I grew up in a rougher part of Toronto. When teens around me joined gangs, I found a safe space at the Library. My friends and I joined the Youth Advisory Group and a Librarian gave me advice about how to live a better life.
In India, I worked as a teacher for 10 years. When I came to Canada, finding work in my field was not easy. The Library’s settlement services program connected me with volunteer experience and courses that helped me get re-accredited. It changed my life.
In my seventies, I learned how to use the computer and Internet for free at the Library. Using my new skills, I wrote a memoir of my life in China using Library computers. I am proud to be able to share my family history.
As a child, I struggled with reading and writing. My mother enrolled me in the Leading to Reading program and it changed my life. In high school, I volunteered as a program tutor and gained valuable experience that helped me get accepted into teacher’s college.
We didn’t have a lot of money growing up. We came to Canada when I was a young girl, over 80 years ago and I have been a Library patron ever since.
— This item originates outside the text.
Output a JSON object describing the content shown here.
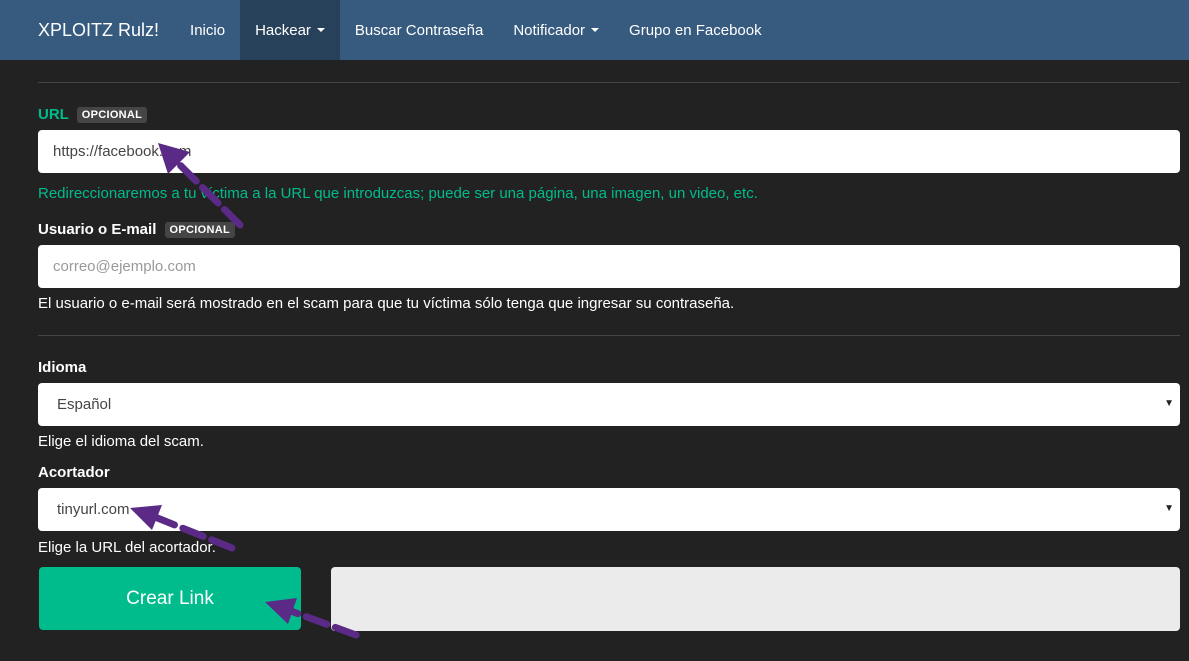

My mom was a single parent, working hard to support us in a new country, with little time left to spend with me and even less money to spend on books.
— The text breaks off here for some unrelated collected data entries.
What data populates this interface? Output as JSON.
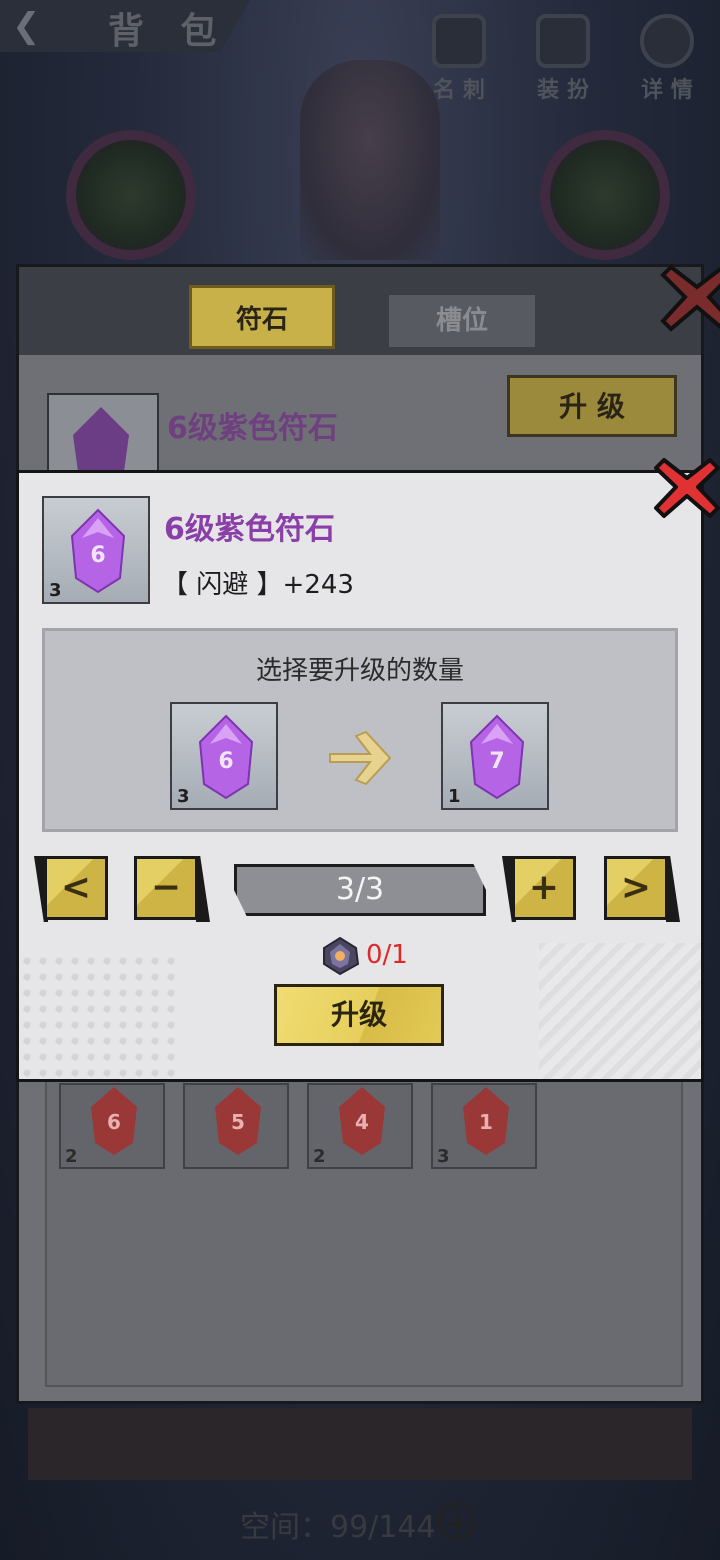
{
  "header": {
    "title": "背 包",
    "buttons": [
      {
        "label": "名 刺",
        "icon": "card-icon"
      },
      {
        "label": "装 扮",
        "icon": "costume-icon"
      },
      {
        "label": "详 情",
        "icon": "magnifier-icon"
      }
    ]
  },
  "background_dialog": {
    "tabs": [
      {
        "label": "符石",
        "active": true
      },
      {
        "label": "槽位",
        "active": false
      }
    ],
    "item": {
      "name": "6级紫色符石",
      "level": "6"
    },
    "upgrade_label": "升 级",
    "grid_items": [
      {
        "level": "6",
        "count": "2"
      },
      {
        "level": "5",
        "count": ""
      },
      {
        "level": "4",
        "count": "2"
      },
      {
        "level": "1",
        "count": "3"
      }
    ]
  },
  "dialog": {
    "item": {
      "name": "6级紫色符石",
      "attribute": "【 闪避 】+243",
      "level": "6",
      "count": "3"
    },
    "select_title": "选择要升级的数量",
    "from": {
      "level": "6",
      "count": "3"
    },
    "to": {
      "level": "7",
      "count": "1"
    },
    "controls": {
      "prev": "<",
      "minus": "−",
      "quantity": "3/3",
      "plus": "+",
      "next": ">"
    },
    "cost": {
      "text": "0/1",
      "icon": "rune-stone-icon",
      "color": "#e0282a"
    },
    "upgrade_label": "升级"
  },
  "footer": {
    "space": "空间：99/144"
  },
  "colors": {
    "accent_gold": "#e4cc58",
    "purple_text": "#8a3fa8",
    "gem_purple": "#b564e6",
    "gem_red": "#a83a3a"
  }
}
As a newcomer to Canada, I felt alone and isolated – and then I discovered the public library! It opened up worlds to me and provided my own private oasis in a new and unfamiliar home. I was fortunate to have met a wonderful librarian who took me under her wing and introduced me to the myriad of worlds that books could offer.
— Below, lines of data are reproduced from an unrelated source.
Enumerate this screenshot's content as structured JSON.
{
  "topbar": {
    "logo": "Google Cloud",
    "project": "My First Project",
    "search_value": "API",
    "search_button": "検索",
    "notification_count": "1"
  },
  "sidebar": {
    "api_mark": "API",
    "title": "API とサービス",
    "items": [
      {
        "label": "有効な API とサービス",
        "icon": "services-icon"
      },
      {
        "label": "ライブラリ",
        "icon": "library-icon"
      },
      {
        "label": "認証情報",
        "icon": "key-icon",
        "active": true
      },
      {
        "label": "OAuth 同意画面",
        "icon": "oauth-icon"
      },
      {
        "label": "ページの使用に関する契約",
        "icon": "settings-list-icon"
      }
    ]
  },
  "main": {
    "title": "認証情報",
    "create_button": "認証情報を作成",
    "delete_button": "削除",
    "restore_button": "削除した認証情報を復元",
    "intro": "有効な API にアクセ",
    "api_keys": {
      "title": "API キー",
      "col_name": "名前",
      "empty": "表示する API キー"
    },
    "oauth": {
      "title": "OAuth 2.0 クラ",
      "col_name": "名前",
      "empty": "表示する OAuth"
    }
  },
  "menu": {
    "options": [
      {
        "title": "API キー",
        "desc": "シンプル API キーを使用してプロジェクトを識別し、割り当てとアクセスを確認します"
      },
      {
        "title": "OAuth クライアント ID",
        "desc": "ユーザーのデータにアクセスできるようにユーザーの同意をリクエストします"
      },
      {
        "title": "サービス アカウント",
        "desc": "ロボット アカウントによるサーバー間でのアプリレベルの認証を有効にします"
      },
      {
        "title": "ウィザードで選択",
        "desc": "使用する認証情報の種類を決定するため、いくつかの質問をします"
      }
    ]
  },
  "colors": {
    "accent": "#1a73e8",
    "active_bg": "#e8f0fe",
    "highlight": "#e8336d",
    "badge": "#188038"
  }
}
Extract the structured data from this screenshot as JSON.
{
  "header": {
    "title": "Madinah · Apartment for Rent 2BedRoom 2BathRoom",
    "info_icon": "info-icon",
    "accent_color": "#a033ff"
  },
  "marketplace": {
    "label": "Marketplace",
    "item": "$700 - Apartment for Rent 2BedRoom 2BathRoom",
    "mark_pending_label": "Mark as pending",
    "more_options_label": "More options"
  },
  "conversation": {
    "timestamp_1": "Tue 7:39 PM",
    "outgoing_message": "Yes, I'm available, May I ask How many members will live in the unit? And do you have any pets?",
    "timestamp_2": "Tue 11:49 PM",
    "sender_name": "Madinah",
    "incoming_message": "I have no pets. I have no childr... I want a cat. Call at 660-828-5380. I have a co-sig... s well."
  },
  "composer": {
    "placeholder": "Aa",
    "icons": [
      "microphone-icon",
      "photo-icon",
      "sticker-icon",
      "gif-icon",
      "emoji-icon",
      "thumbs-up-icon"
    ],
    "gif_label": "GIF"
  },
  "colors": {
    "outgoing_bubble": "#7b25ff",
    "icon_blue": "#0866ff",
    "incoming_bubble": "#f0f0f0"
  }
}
I’ll never forget how vital the Library was to me when I was young and alone in a new city. It saved my life. I continue to be amazed by the power of books to transform lives. My library experience led me to become a writer, a mother who has imparted a love of libraries to her children, and a lifelong library supporter.
The Library is an astonishing resource. When we started Opera Atelier 20 years ago, we didn't have the finances to conduct research internationally as often as we wished. It was a surprise to discover that an enormous amount of the study we wished to conduct in Europe, could effectively be undertaken here in Toronto. At the Reference Library, we researched repertoire and developed business plans. I love the Library and its work to support businesses and the arts in the city.
As an artist, the Library’s Picture Collection at the Toronto Reference Library has always been a source of inspiration. I’ve created pieces for Maclean’s, New Yorker, Time, and Rolling Stone – and many of my best ideas were sparked at the Library.
Connecting young people with great books, film, music and one another is such rewarding work. Every day I see the impact of our programs on youth whether they're inspired to write poetry, organize concerts or volunteer for our Youth Advisory Groups. Through this work, the Library is helping to build a better future for Toronto.
Through partnerships, the Library fosters strong communities. Working with the Library and U of T's Centre for Community Partnerships, Frontier College is supporting the academic learning needs of children and youth in Toronto’s 13 priority neighbourhoods.